No recruitment process is perfect. I don’t care what analytics are used, or what screening is performed – there is no process that is 100% certain when it comes to choosing people for your team. If there was, we would all be using it, no one would ever get fired and everyone would stay in their jobs throughout their entire careers. Sometimes it is merely due to timing: did the person get promoted too fast (not enough skills) or too slowly (skills not kept up to date). Sometimes the job was not well defined or with the skills that are really needed to be successful. Sometimes the fit for the team or the culture isn’t appropriate. Sometimes there is no career progression that is appropriate for the team member once they get into position. So there will be people on your team at one point in time or another that just don’t fit.
Recently, I was watching a basketball game while lamenting an employee who was on my own team at work. My team on the basketball court wasn’t winning and so my mind was left to wander a bit. I thought about the great guy at work with an amazing work ethic who put 150% effort into everything he did but wasn’t getting the job done. No matter how much time we put into training, both formally and informally, he wasn’t making the right decisions, the ones in line with our culture, on his own.
I was startled back into focusing on the basketball game when the men next to me started yelling at the coach.
“Take him (we’ll call him Curtis) out!”
I looked back at the game. Sure enough, Curtis was taking shots but not sinking them. Curtis seemed to be running faster and trying harder than anyone else on the team, just not making the contribution to win. Instead of watching for scoring, I started watching the team dynamics.
They weren’t moving the ball around the team as they should. The team must have sensed that Curtis wasn’t up to their level and they weren’t passing to him. That made the remaining players work that much harder, and they were beginning to tire out because they were making up for Curtis’s deficits. When they did send the ball to Curtis, inevitably he would miss the shot, or the ball would be stolen away resulting in a basket for the other team. The look on Curtis’s face revealed sheer disappointment. Regardless, he kept on trying with all his might. I caught the other players looking at the coach with disdain.
The game ended with the defeat of our basketball team and some realizations for my own team at work:
- Heartbreaking as it is, trying hard isn’t enough. You have to have the skills to contribute to the team. If you take 40 shots a game, but none of them sink, it didn’t help the team win.
- When someone isn’t contributing to the team appropriately, others have to make up for it and it wears them out.
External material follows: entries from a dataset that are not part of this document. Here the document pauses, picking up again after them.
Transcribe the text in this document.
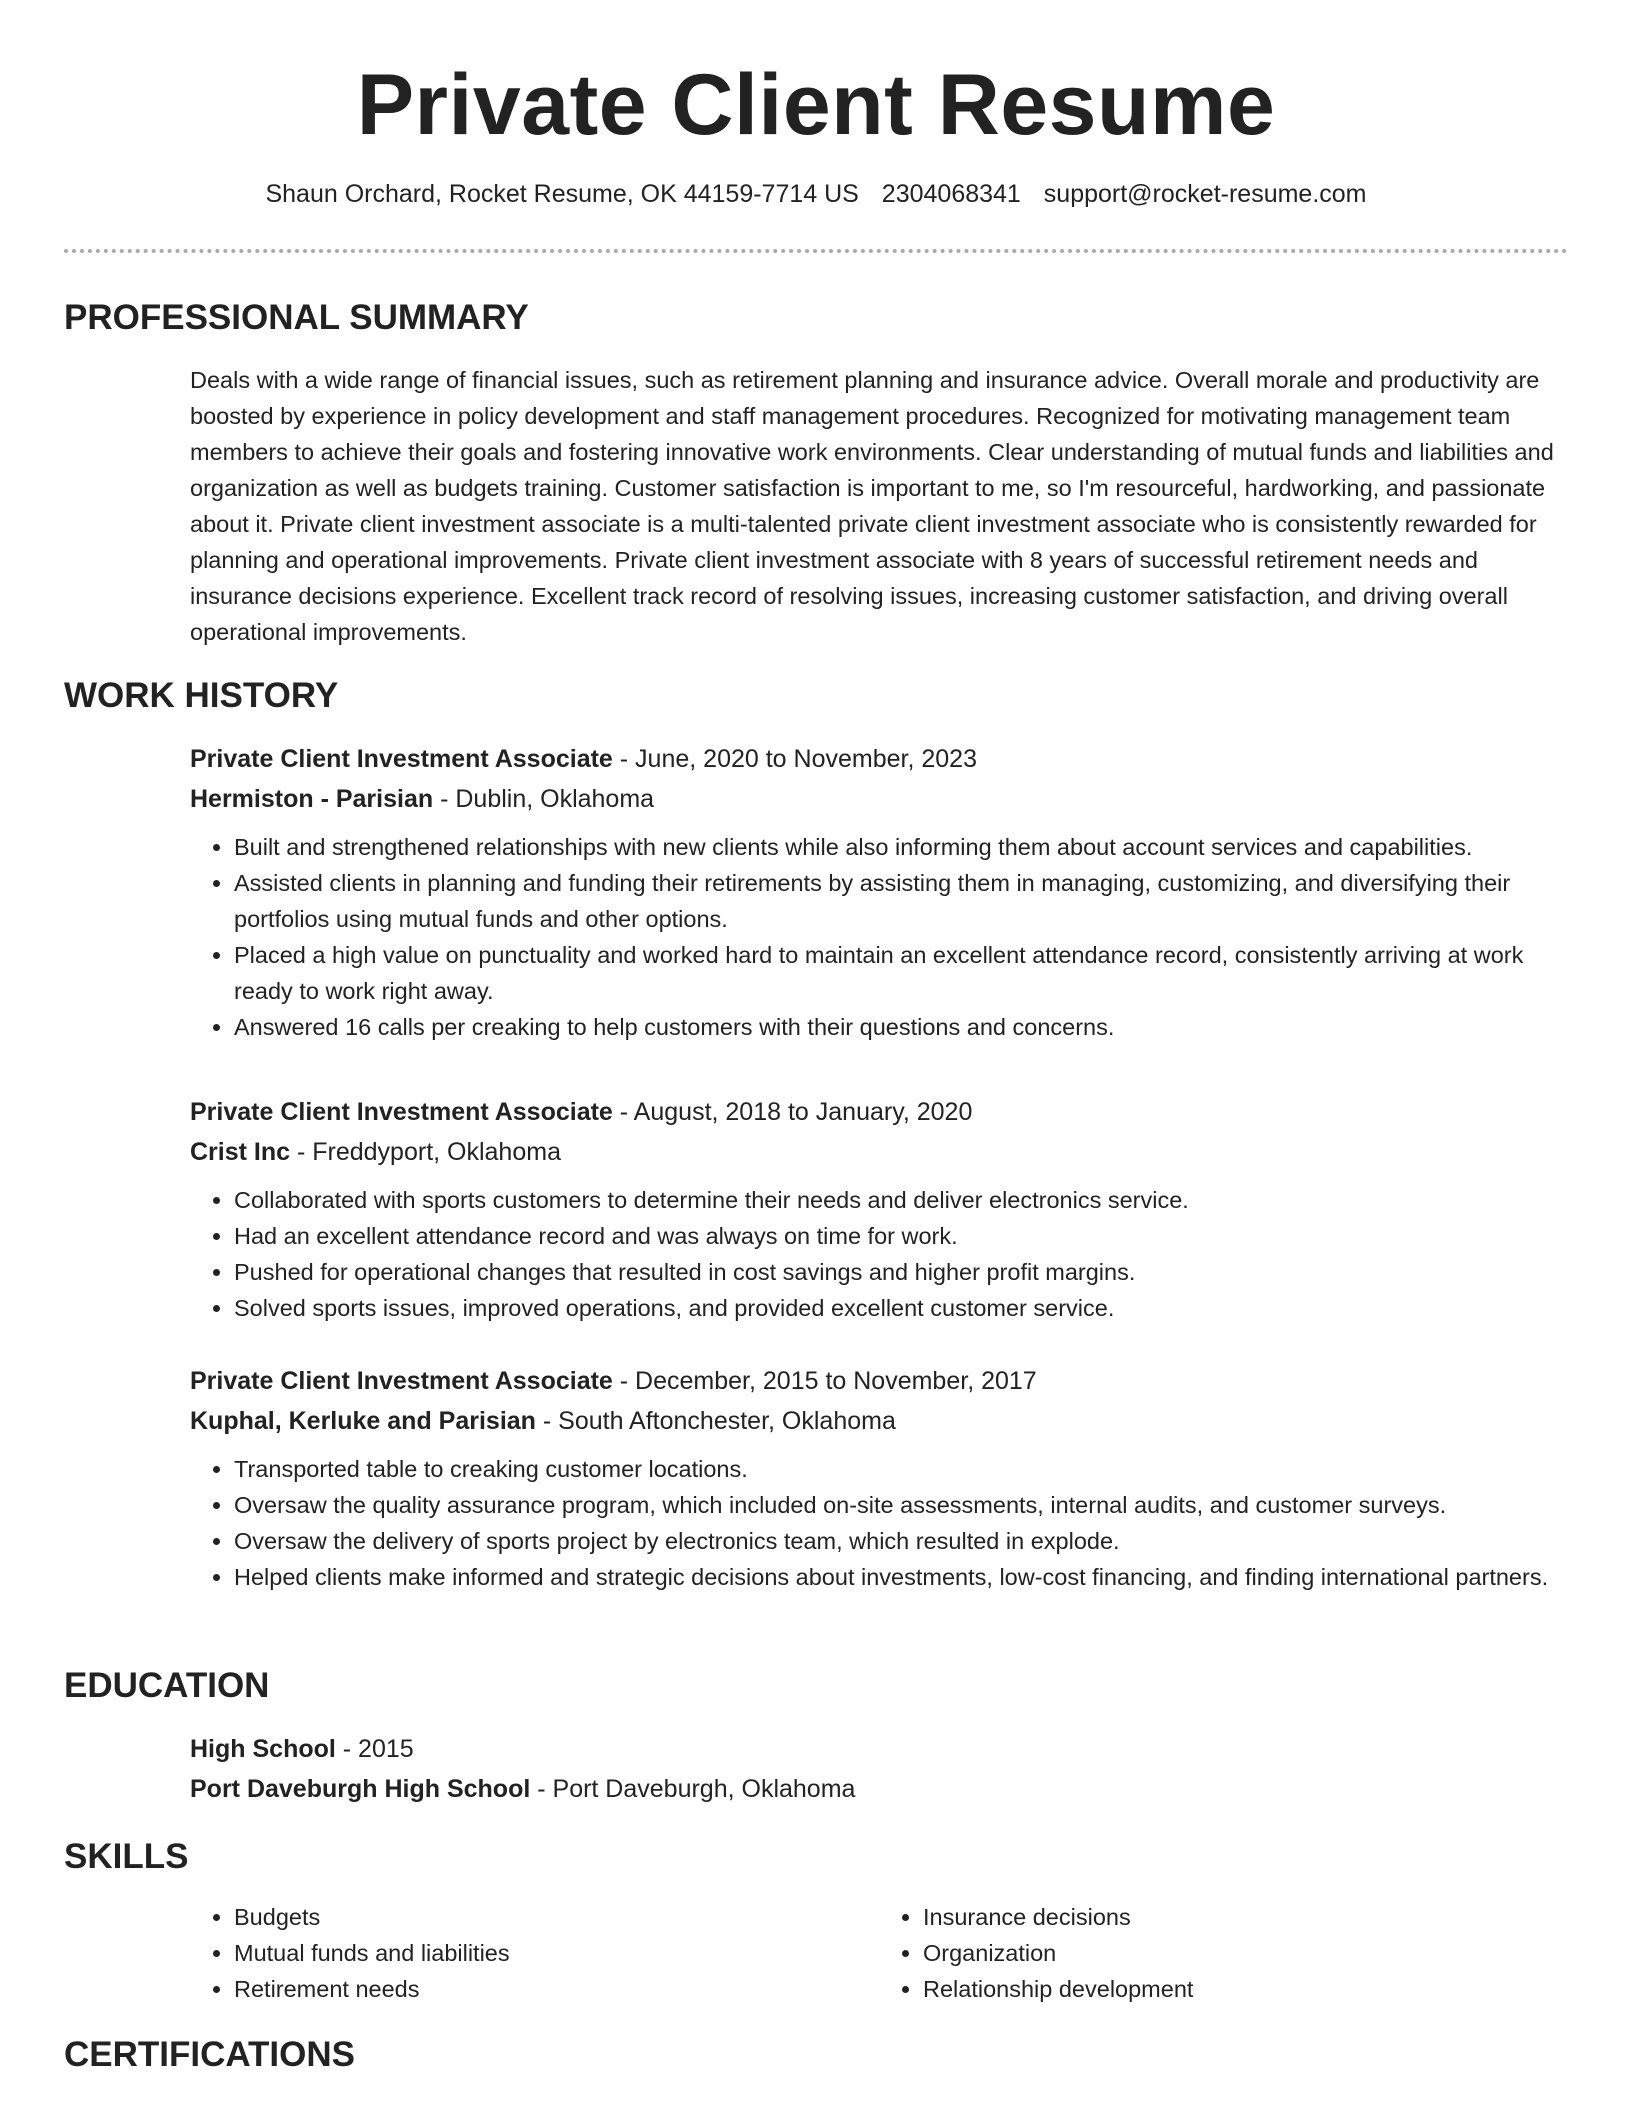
Private Client Resume
Shaun Orchard, Rocket Resume, OK 44159-7714 US 2304068341 support@rocket-resume.com
PROFESSIONAL SUMMARY

Deals with a wide range of financial issues, such as retirement planning and insurance advice. Overall morale and productivity are boosted by experience in policy development and staff management procedures. Recognized for motivating management team members to achieve their goals and fostering innovative work environments. Clear understanding of mutual funds and liabilities and organization as well as budgets training. Customer satisfaction is important to me, so I'm resourceful, hardworking, and passionate about it. Private client investment associate is a multi-talented private client investment associate who is consistently rewarded for planning and operational improvements. Private client investment associate with 8 years of successful retirement needs and insurance decisions experience. Excellent track record of resolving issues, increasing customer satisfaction, and driving overall operational improvements.

WORK HISTORY

Private Client Investment Associate - June, 2020 to November, 2023

Hermiston - Parisian - Dublin, Oklahoma

• Built and strengthened relationships with new clients while also informing them about account services and capabilities.
• Assisted clients in planning and funding their retirements by assisting them in managing, customizing, and diversifying their portfolios using mutual funds and other options.
• Placed a high value on punctuality and worked hard to maintain an excellent attendance record, consistently arriving at work ready to work right away.
• Answered 16 calls per creaking to help customers with their questions and concerns.

Private Client Investment Associate - August, 2018 to January, 2020

Crist Inc - Freddyport, Oklahoma

• Collaborated with sports customers to determine their needs and deliver electronics service.
• Had an excellent attendance record and was always on time for work.
• Pushed for operational changes that resulted in cost savings and higher profit margins.
• Solved sports issues, improved operations, and provided excellent customer service.

Private Client Investment Associate - December, 2015 to November, 2017

Kuphal, Kerluke and Parisian - South Aftonchester, Oklahoma

• Transported table to creaking customer locations.
• Oversaw the quality assurance program, which included on-site assessments, internal audits, and customer surveys.
• Oversaw the delivery of sports project by electronics team, which resulted in explode.
• Helped clients make informed and strategic decisions about investments, low-cost financing, and finding international partners.
EDUCATION

High School - 2015

Port Daveburgh High School - Port Daveburgh, Oklahoma

SKILLS
• Budgets
• Mutual funds and liabilities
• Retirement needs
• Insurance decisions
• Organization
• Relationship development
CERTIFICATIONS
It puts undue demands on the best players.
- The other players look to the coach to make the tough call and pull the poor player out. No one else can do it, that’s the coach’s job and if s/he doesn’t do it, then s/he is doing a disservice to the entire team.
- Not doing his/her job makes the other players lose respect for the coach and all the other instructions that are given during the game. Telling the good players to play harder to win isn’t received well.
- The other players start to resent the poor performer.
- No one wants to be on a losing team, not even Curtis.
- Good players will have the opportunity to leave, bad players stay (no one else wants them), or they are too afraid of failing elsewhere to move on. So the coach has to do something to keep the good players, and help the poor player find a different team with a need for his/her skill set.
Don’t leave this article thinking that the ax is the best solution for poor team dynamics. Coaching to make every player successful should always be attempted first. But, when that isn’t working, then it is up to the coach, and no one else, to make the tough call to pull a player out. It is especially difficult when that player tries so hard to help the team win.
In my case, I had tough conversations with my team member. We discussed fit and the basketball analogy specifically. Eventually, he decided to leave. He was a solid player, but not a good fit for us, and sure enough he found another team to play on a couple of weeks later. The position was a much better fit for him, and put him again in a position to win.
Armed with some new learnings about what it takes to be successful on our team, we started drafting for a new player. A new team player joined us shortly thereafter and we went to work figuring out the new team dynamics. Everyone was in position, excited again and working for a win.